Observando todos los títulos de reinado a lo largo de la historia de la Gran Qi, "Yuanfeng" ciertamente competía por el título de reinado más largo.
Usar un título de reinado por más de cincuenta y cuatro años, en la larga historia de la Gran Qi, solo había ocurrido en dos ocasiones.
Como estado vasallo, el Reino Yang naturalmente seguía el calendario Qi.
Jiang Wang salió de su meditación, conteniendo la Puerta del Cielo y la Tierra que aparecía difusamente.
Si quería romper la Puerta del Cielo y la Tierra, podía empezar a intentarlo ahora.
Dentro del Palacio de Alcanzar los Cielos, los nueve grandes Vórtices del Río Estelar giraban en silencio, la Serpiente Espiritual que se enredaba con las estrellas ágil y flexible, moviéndose de un lado a otro entre varios Vórtices del Río Estelar—la Vela Oscura ya no era suficiente para que se enroscara.
En aquella gran batalla en la víspera de la destrucción de la Ciudad del Bosque de Arce, había devorado demasiados Vórtices del Río Estelar, superando con creces su capacidad de carga en ese momento.
Era el límite de Jiang Wang, y también el límite de la Serpiente Espiritual que se enredaba con las estrellas.
Pero después de tanto tiempo de cultivación, el límite de Jiang Wang había superado con creces el de antes.
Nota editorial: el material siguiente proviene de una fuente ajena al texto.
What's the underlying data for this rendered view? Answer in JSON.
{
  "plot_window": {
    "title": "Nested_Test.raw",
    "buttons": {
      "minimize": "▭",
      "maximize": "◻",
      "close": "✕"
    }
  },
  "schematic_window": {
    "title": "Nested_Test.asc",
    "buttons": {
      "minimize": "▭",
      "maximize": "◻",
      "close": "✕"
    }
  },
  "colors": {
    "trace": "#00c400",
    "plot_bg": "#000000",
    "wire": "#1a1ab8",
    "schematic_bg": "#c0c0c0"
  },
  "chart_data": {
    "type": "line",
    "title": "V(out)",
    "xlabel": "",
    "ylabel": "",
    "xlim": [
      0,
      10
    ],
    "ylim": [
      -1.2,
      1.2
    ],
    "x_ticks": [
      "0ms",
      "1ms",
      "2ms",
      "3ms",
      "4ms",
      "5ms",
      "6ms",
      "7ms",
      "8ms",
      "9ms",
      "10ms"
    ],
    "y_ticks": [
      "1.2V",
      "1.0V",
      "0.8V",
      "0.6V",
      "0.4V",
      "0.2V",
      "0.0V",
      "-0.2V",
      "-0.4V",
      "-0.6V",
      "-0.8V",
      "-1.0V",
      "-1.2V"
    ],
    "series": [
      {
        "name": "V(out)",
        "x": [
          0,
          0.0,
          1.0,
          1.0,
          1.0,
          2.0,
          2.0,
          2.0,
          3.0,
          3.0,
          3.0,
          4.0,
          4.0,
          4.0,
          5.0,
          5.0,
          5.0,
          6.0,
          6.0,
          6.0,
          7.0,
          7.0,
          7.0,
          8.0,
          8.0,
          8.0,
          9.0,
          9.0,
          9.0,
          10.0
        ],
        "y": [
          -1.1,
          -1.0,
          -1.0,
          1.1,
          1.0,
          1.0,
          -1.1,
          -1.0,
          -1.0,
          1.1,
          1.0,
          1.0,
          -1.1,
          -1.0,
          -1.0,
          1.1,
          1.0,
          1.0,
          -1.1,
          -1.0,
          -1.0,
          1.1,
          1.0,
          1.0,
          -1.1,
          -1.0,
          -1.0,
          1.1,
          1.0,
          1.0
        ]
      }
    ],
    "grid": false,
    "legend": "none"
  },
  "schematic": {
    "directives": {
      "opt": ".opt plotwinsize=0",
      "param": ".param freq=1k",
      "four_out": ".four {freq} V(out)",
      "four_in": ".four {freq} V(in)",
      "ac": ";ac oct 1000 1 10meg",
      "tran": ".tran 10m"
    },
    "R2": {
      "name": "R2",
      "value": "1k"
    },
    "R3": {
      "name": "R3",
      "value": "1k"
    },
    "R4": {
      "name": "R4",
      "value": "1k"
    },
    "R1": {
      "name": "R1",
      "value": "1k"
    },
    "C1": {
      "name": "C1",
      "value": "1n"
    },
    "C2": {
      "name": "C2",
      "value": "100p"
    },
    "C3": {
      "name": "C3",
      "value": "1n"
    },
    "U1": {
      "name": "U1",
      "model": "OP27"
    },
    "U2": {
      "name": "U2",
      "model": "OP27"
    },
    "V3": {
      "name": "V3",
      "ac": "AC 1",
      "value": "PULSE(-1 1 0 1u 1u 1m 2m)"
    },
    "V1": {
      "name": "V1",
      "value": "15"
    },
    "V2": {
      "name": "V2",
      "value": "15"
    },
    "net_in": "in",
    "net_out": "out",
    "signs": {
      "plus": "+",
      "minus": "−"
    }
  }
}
La capacidad de carga de la Serpiente Espiritual que se enredaba con las estrellas también había aumentado en consecuencia.
Sin embargo, la cultivación nunca era una progresión lineal; siempre había un período de cuello de botella, que requería una oportunidad para romper.
Necesitaba una batalla real.
Una batalla donde pudiera darlo todo.
Una lucha a muerte.
Pero no tenía prisa.
La situación en Jiacheng aún no estaba clara, y no quería crear problemas innecesarios.
El ejército del Reino Yang estaba formando filas fuera de la ciudad, aparentemente preparándose para sitiarla.
Jiang Wang se mantenía en pie sobre las murallas de la ciudad, observando el denso ejército afuera, con el corazón relativamente tranquilo.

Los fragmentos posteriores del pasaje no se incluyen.